Unfortunately, the guy who funded the magazine decided to explore other investment opportunities and abandoned the project.
But this got me thinking — why not explore more freelancing opportunities?
I joined a couple of social networking sites and mentioned I was looking for freelance writing work on my profile. I confess I did not have much hope. But then what did I have to lose?
The next day, I received an email asking for writing samples. I responded right away, got accepted, and began to receive regular work. The money was still not great, but at least I had steady work. They were good people to work with, and paid on time.
Suddenly, I was looking at a brand new career — the career of my dreams. I was a writer!
I still wasn’t making a full-time income working from home as a freelancer. I needed to have better paying gigs. Also, I kept worrying.
- What if the work dried up?
- What if I didn’t know where my next project was coming from?
- What if I had long periods without work?
- Would I be able to survive like this?
The fear, oh the fear ! It was always watching for a sign of weakness and waiting to pounce on me!
I still got good job offers — offers I couldn’t afford to take up, or lose. I just felt sad about letting go of the opportunities to make life better.
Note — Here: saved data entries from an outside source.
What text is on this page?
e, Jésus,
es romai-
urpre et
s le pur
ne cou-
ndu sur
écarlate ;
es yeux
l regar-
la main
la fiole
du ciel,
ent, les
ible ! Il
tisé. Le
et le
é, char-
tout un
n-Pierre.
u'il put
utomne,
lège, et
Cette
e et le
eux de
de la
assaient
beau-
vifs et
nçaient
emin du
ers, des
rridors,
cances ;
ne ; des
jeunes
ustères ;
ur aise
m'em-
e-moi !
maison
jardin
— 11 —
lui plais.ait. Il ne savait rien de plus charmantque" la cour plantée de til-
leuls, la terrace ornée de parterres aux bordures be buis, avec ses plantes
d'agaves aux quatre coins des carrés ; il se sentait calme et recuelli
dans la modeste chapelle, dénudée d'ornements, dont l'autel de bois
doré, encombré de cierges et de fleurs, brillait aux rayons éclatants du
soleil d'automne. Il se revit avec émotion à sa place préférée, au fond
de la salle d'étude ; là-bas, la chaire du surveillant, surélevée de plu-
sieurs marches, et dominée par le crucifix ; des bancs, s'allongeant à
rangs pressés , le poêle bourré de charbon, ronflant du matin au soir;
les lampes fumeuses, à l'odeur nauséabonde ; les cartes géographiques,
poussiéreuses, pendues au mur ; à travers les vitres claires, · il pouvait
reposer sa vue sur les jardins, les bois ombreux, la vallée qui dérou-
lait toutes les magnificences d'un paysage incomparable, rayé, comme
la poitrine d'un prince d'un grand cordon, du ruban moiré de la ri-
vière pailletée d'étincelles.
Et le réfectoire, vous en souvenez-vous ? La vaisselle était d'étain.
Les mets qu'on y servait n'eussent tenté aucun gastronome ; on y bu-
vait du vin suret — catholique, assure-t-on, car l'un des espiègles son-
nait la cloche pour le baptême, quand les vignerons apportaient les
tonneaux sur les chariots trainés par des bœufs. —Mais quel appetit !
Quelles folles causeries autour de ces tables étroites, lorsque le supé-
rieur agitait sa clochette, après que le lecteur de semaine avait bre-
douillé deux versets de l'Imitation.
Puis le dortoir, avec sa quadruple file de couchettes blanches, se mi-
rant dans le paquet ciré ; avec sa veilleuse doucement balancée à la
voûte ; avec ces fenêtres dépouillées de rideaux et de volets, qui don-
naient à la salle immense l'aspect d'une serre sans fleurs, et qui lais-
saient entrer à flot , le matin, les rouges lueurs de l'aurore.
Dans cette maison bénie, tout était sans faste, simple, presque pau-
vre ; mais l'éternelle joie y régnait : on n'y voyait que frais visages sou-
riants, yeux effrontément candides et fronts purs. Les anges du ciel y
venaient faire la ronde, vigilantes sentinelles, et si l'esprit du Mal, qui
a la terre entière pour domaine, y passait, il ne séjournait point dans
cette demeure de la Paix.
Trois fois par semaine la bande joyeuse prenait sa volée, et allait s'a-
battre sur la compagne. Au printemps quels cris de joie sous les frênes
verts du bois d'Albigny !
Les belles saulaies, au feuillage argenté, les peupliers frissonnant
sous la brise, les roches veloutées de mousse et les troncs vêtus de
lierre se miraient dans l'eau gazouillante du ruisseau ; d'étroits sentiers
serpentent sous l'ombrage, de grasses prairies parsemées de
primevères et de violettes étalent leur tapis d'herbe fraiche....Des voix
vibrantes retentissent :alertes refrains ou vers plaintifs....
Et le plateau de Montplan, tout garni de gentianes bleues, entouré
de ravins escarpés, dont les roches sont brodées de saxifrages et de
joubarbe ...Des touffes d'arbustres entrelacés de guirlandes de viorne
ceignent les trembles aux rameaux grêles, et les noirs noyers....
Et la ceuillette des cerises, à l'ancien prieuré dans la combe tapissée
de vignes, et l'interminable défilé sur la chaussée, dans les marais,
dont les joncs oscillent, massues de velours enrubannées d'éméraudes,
Sure, it made me feel marketable, but I cannot deny the twinge of regret I felt, and that hurt.
However, life is a great teacher and I learned that if we want something, and put in the effort, everything is possible. I am happy that I had the courage to walk into something completely different and make it work.
Things work when you do
I worked hard, hoping for that big break, that dream gig.
At the back of my mind lurked a feeling of gloom — I loved to write, but did not enjoy the kind of work I got. I did it anyway because I needed the money. I earned an average $10 per blog post.
I couldn’t help thinking how 80% of my time was currently going into earning 20% of my income. I realized it was time to re-focus on attracting better paying work and in short — spending 20% of my time in work that brought in 80% of my income.
Then something happened that literally turned my life around.
I received an email from a prospective client via LinkedIn, asking if I would be interested in blogging for their business. I boldly quoted $100 per blog post. They agreed.
I mean, I had worked in the corporate world and had taught this, so why was I not practicing what I had preached?
I was obviously blinded by the haze of self-doubt!
I cannot overemphasize the value, and importance, of believing in yourself, here. Never assume that it is impossible to be paid what you are worth. There are enough naysayers out there, not to forget that Inner Critic which is always ready, inside our heads, to sow the seeds of doubt and water them constantly. Even peers will laugh at you when you express your expectations. Take all that advice with a pinch of salt. In short, do not hesitate to ASK.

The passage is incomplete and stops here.